統合失調症に大きく関与しているのが、「ドーパミン」や「セロトニン」といった神経伝達物質の異常だといわれています。
「陽性症状」ではドーパミンが過剰になっており、「陰性症状」ではドーパミンが極端に少なくなっていることが報告されています。そのため、興奮を抑えられなくなったり、何もやる気が起きなくなるなどといった症状が起こるのです。

患者さんのご家族のなかには、育て方や生活上のストレスが原因だと誤解されている方がいらっしゃいますが、そうではありません。
もともと体質的に脳に発症しやすい傾向を持ち、そのうえで、成長過程での様々なストレスが発症の引き金になるという説が有力です。

 

統合失調症は遺伝するの?

どのような病気にもいえることですが、統合失調症にも遺伝性が全く無いとはいえません。しかし、統合失調症が遺伝する確率は10%前後といわれ、高いものではありません。(ただし両親共に発症している場合は40%前後)

性格や育つ環境にもよりますし、発症した場合でも早期発見できれば社会生活には問題ない状態を保つことも出来ます。

 

どのような治療をするの?

統合失調症の症状である幻覚や妄想などは、脳の働きがうまく調整出来ないことから起こるといわれています。治療には「抗精神病薬」が用いられます。

症状の軽い方であれば、きちんとおくすりを服用することで、他の疾患同様、安定した社会生活を送ることができます。どんな病気でもそうであるように、早期発見・早期治療が大切です。

おくすりにより眠気などの副作用が出ててしまう場合は、すみやかに医師に相談してください。勝手に量を減らしたり止めたりすると、症状が悪化してしまうこともありますので注意しましょう。

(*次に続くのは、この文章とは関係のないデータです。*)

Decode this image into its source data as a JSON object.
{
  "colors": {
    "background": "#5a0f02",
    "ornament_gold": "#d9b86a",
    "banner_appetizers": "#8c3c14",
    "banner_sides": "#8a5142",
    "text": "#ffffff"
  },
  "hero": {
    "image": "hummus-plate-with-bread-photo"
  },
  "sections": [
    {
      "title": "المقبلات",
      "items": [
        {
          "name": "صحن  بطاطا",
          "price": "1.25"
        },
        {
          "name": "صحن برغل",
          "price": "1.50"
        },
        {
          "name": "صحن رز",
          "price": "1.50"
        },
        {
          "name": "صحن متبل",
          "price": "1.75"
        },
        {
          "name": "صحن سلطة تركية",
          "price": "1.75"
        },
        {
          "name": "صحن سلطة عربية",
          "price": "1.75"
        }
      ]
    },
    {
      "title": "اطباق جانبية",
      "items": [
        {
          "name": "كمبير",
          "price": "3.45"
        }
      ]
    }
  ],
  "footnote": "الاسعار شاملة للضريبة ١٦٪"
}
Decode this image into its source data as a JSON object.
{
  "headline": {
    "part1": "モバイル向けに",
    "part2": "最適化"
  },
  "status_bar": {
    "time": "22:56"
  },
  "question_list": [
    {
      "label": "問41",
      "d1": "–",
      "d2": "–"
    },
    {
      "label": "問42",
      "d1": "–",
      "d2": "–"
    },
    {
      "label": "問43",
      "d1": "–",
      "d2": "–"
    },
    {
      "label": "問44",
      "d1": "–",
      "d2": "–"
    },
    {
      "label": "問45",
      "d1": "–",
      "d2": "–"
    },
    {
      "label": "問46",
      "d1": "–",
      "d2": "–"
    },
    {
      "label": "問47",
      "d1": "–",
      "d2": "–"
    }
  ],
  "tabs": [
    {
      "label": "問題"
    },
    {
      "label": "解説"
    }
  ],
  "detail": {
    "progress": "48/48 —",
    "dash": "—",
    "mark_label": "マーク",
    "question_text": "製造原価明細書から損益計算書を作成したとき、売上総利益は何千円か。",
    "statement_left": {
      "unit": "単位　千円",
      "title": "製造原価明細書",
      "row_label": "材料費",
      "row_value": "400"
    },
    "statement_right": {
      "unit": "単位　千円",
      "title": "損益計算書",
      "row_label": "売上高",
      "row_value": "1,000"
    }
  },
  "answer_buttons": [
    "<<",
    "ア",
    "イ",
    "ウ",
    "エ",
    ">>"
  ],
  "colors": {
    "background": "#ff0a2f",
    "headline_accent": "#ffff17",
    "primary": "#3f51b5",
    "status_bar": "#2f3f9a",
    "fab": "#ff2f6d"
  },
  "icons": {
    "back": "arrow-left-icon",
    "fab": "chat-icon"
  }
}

また、おくすりによる治療と並行して、社会生活機能の回復を図るリハビリテーションやデイケアに通所することや、患者さんを支えるご家族が病気への理解を深めることが、統合失調症の治療にはとても重要です。

統合失調症は脳の病気です。適切な治療により必ず改善します。
お気軽に医療機関にご相談してみてください。